As DC grapples with whether or not to adopt an accountability framework that would assign between 60-80% of a charter preschool’s overall rank to its students’ reading and math scores, it’s worth asking: What’s at the root of the problem here — the tests, or the stakes attached to those tests?
When it comes to the debate over the Early Childhood Framework (which you can access here — just click “Public Hearing” in the left column and then click “Early Childhood PMF”), I would suggest it is overwhelmingly the latter.
Here’s the thing: just about every early childhood program worth its salt is already assessing children in a variety of ways, including, and not limited to, reading and math. Usually, these assessments are administered in a 1-on-1 format, and if a teacher does his or her job skillfully, the child won’t even register that it’s a “test.” So the Public Charter School Board is correct when it says that testing children in these subjects is not new.
What their explanation glosses over is the impact children, educators and parents can expect once these assessments have high-stakes attached to them. Rankings matter to all schools, but they are particularly important to charter schools, which are always in the midst of raising money, searching for a permanent facility, and recruiting families. Here in DC, “Tier 1” status is a gateway to better fundraising, preferential treatment when it comes to facilities, and longer waiting lists.
The problem with the PCSB’s proposal, therefore, has less to do with requiring schools to choose from a common pool of math and reading assessments (indeed, the list boasts more than thirty options to choose from, many of which were submitted by the charters themselves), and more to do with attaching a disproportionate weight to reading and math. This immediately transforms those assessments from diagnostic to accountability tools. It is guaranteed to modify the behavior and strategic planning of the schools. And it perpetuates the shell game of American public education, in which we use partial information to pronounce complete judgment on whether a given reform effort is working or not. (And, more importantly, in which we allow ourselves to assign credit or blame in ways that correspond to a political timetable.)
In reality, as both common sense and research would tell you, it’s not that simple. “True standards of intellect do not lend themselves wholly to quickly collected, precise, standard measurement,” wrote Ted Sizer in his classic book, Horace’s Compromise. “We need to devise clusters of instruments to probe our students’ ability to think resourcefully about important things. Indeed, we need time to reflect deeply on what we mean by ‘think resourcefully’ and what we feel are the most ‘important things.’”
In his 2009 book Measuring Up: What Educational Testing Really Tells Us, Harvard professor Daniel Koretz makes a similar point. “Careful testing can give us tremendously valuable information about student achievement that we would otherwise lack,” he says. The question is how well we understand what standardized tests can, and cannot, tell us about American schools. “There is no optimal design,” he asserts. “Rather, designing a testing program is an exercise in trade-offs and compromise – and a judgment about which compromise is best.
Systems that overvalue one set of test scores fail to heed this advice, but they also fail to highlight a sufficiently clear picture of what is actually happening in a school. “Certainly, low scores are a sign that something is amiss,” Koretz says. “But the low scores themselves don’t tell why achievement is low and are usually insufficient to tell us where instruction is good or bad, just as a fever by itself is insufficient to reveal what illness a child has. Disappointing scores can mask good instruction, and high scores can hide problems that need to be addressed.”

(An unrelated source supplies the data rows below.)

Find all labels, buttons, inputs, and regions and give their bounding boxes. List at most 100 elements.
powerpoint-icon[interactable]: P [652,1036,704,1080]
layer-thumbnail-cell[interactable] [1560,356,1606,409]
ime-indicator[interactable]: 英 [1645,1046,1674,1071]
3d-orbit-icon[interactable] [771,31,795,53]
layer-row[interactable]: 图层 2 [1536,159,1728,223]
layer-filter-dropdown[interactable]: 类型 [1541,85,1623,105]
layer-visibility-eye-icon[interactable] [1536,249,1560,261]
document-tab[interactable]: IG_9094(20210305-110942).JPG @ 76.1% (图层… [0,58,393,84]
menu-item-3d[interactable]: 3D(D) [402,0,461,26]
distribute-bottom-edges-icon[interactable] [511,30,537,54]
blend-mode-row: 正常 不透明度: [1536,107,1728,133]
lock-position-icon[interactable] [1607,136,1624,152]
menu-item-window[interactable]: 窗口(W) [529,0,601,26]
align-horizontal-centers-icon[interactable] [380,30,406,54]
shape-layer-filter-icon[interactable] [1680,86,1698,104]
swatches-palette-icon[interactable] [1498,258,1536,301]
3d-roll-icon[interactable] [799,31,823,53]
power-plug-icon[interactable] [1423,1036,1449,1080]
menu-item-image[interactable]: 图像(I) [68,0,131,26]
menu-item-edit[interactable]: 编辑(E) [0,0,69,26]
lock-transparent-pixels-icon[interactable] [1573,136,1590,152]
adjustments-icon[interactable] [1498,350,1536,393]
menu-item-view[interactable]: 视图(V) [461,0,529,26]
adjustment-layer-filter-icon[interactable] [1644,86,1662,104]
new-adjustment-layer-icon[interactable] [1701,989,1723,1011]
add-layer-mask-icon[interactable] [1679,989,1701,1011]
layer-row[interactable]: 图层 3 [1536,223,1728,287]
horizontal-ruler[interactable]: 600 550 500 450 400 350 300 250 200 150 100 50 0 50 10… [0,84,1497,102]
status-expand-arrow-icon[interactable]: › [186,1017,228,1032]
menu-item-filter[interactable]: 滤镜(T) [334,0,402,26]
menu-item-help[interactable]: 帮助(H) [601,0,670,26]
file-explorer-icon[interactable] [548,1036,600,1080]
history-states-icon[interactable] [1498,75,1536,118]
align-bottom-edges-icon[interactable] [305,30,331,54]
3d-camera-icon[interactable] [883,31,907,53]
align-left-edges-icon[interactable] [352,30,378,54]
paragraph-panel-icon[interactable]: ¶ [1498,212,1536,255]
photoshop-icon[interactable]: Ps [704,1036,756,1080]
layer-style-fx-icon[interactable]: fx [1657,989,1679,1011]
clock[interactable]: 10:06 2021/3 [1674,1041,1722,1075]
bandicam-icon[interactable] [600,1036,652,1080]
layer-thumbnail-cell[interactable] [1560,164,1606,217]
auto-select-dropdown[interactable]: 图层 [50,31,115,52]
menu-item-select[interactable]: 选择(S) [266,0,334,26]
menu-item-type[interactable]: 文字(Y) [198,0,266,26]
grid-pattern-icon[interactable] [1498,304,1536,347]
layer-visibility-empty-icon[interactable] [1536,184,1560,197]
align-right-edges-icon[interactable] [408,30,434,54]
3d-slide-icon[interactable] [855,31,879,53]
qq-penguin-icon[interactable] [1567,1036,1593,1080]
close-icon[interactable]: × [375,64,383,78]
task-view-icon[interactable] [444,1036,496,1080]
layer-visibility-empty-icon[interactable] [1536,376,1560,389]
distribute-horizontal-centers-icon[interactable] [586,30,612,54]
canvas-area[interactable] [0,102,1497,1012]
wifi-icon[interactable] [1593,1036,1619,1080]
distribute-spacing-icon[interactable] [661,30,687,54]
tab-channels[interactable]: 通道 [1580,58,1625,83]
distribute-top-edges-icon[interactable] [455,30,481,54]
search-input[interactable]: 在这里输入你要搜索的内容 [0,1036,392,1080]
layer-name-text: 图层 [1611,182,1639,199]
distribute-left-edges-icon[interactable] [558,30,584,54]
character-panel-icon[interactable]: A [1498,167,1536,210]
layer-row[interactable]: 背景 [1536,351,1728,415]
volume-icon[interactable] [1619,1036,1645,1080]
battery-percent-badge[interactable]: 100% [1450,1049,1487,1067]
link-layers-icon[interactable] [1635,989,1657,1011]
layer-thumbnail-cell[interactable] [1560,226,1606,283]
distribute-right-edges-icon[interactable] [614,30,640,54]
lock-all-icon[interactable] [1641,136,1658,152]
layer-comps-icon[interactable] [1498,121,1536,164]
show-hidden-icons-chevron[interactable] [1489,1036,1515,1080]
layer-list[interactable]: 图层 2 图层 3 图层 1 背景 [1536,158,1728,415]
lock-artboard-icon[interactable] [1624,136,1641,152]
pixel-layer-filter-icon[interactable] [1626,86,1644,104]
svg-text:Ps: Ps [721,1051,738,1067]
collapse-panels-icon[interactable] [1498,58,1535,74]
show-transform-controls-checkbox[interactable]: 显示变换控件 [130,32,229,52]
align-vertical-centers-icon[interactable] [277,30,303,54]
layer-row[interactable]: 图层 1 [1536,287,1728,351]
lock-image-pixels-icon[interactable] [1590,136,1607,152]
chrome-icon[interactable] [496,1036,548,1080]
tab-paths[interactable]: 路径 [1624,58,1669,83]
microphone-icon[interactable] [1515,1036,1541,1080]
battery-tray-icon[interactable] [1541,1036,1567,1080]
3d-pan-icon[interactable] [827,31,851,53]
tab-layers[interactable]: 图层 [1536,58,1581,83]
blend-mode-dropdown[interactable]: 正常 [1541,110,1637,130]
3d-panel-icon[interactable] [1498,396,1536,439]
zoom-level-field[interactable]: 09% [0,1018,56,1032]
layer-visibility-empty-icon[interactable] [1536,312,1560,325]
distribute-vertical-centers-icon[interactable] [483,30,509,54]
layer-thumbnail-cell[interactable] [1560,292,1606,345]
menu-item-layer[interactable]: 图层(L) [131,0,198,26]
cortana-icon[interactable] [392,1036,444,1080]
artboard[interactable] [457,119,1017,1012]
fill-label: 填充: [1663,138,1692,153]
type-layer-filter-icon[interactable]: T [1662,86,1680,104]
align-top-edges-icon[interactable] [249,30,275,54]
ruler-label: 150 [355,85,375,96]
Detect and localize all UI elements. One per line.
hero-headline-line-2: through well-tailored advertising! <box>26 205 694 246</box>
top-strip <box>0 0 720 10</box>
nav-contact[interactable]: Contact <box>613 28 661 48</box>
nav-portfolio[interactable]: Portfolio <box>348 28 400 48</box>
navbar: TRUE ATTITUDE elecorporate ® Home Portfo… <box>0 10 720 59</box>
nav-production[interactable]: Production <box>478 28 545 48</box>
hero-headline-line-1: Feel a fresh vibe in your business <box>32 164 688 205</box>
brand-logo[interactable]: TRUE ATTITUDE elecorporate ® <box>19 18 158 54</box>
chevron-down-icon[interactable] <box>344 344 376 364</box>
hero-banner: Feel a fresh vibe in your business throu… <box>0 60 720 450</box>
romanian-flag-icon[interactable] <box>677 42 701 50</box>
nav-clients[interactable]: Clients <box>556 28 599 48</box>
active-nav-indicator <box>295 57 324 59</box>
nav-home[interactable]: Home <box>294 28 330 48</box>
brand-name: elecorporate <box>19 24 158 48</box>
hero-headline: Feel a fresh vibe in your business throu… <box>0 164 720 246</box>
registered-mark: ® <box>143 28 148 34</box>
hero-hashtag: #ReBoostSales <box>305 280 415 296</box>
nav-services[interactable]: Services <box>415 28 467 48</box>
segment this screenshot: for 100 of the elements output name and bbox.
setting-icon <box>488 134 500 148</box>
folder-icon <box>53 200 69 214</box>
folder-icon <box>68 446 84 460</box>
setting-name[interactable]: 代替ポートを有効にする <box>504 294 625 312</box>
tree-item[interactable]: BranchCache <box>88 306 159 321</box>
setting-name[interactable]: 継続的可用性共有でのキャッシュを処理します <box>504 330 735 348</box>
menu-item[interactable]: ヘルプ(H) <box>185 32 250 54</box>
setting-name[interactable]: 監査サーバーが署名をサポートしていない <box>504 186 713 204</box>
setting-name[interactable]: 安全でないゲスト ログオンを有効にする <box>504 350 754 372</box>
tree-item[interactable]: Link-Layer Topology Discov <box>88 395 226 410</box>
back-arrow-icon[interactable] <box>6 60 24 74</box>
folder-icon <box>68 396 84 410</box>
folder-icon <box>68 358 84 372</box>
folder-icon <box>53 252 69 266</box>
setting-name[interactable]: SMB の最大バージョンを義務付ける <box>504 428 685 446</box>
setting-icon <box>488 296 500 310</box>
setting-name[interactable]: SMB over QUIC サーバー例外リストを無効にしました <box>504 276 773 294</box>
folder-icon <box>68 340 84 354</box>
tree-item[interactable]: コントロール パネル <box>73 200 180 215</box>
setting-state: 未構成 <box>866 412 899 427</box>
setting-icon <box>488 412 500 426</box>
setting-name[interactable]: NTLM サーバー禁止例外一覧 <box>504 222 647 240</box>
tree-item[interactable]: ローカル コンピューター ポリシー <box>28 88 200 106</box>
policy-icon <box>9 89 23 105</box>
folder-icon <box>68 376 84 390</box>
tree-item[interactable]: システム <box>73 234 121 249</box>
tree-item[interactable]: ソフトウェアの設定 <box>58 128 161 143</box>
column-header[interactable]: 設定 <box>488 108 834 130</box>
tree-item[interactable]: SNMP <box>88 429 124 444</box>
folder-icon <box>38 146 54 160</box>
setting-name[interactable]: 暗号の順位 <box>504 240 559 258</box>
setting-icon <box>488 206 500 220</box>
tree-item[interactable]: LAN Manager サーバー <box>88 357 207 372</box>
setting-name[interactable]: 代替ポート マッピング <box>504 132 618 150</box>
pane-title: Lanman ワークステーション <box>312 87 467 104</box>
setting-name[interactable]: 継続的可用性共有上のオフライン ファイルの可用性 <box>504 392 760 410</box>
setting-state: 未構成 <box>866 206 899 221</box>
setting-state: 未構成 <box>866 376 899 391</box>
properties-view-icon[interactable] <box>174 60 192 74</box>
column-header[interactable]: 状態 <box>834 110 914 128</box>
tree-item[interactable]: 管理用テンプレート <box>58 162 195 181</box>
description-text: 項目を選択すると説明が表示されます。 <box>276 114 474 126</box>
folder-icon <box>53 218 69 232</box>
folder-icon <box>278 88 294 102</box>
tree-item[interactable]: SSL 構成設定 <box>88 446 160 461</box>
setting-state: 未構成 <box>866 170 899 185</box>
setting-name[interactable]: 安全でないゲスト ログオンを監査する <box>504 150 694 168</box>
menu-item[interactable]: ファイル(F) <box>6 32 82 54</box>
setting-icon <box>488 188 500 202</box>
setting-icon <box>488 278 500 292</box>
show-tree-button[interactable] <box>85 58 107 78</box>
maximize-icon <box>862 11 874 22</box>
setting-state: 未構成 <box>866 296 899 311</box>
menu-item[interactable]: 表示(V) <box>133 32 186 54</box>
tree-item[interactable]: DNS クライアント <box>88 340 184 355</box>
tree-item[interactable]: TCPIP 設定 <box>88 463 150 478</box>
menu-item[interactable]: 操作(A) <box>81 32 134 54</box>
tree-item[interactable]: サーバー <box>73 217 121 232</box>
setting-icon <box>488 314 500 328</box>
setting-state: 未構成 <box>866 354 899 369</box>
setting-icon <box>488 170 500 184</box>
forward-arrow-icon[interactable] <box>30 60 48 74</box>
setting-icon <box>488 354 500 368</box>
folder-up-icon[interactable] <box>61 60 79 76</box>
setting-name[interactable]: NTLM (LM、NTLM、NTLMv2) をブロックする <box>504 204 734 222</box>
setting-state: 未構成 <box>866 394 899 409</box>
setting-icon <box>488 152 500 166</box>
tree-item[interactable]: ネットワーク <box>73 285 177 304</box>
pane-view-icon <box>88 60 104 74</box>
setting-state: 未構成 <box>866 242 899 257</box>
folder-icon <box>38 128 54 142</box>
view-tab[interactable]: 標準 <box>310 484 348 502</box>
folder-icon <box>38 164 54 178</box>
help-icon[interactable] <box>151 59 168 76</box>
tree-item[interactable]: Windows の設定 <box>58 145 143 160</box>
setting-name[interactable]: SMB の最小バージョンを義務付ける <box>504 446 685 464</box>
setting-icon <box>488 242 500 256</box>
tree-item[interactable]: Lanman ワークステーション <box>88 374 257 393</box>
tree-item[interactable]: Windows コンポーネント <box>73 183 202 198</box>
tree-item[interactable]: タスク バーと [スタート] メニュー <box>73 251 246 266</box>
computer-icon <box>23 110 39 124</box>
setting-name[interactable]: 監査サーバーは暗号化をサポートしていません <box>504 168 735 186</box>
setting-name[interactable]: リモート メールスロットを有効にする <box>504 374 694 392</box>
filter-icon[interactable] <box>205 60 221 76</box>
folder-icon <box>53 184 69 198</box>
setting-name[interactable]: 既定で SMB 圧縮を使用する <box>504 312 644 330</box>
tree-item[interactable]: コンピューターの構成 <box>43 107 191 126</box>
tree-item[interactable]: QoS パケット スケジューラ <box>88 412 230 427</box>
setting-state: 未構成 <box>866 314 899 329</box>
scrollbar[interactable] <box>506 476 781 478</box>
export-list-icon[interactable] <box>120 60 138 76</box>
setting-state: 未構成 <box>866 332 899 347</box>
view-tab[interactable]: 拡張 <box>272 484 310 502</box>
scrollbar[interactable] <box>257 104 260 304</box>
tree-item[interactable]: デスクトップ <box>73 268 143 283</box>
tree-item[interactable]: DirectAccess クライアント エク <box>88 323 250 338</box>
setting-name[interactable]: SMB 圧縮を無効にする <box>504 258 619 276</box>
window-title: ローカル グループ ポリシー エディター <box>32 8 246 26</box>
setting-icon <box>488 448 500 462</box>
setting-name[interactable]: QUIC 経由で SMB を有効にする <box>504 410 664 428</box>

So let’s vigorously debate ideas like the PCSB framework, and when we do so, let’s follow the lead of experts like Lydia Carlis, the chief of Research and Innovation for the AppleTree network of preschools. “The ongoing conversation will be so useful to all children if we focus on both/and rather than either/or when discussing teaching and (developmentally appropriate) assessments of academics and SEL in early childhood, ” she says. “The early childhood interventions that have been evaluated longitudinally and shown effective demonstrate that low-income children at risk for school failure need early access to high quality, evidence based academic and social supports. Social emotional skills are both necessary and insufficient for closing the academic achievement gap. Children who begin demonstrating cognitive gaps as early as nine months need skill and concept development on academic content and strategic support for social emotional learning. And clearly, all children will benefit from a high quality, balanced instructional program.
Works for me. PCSB, are you listening?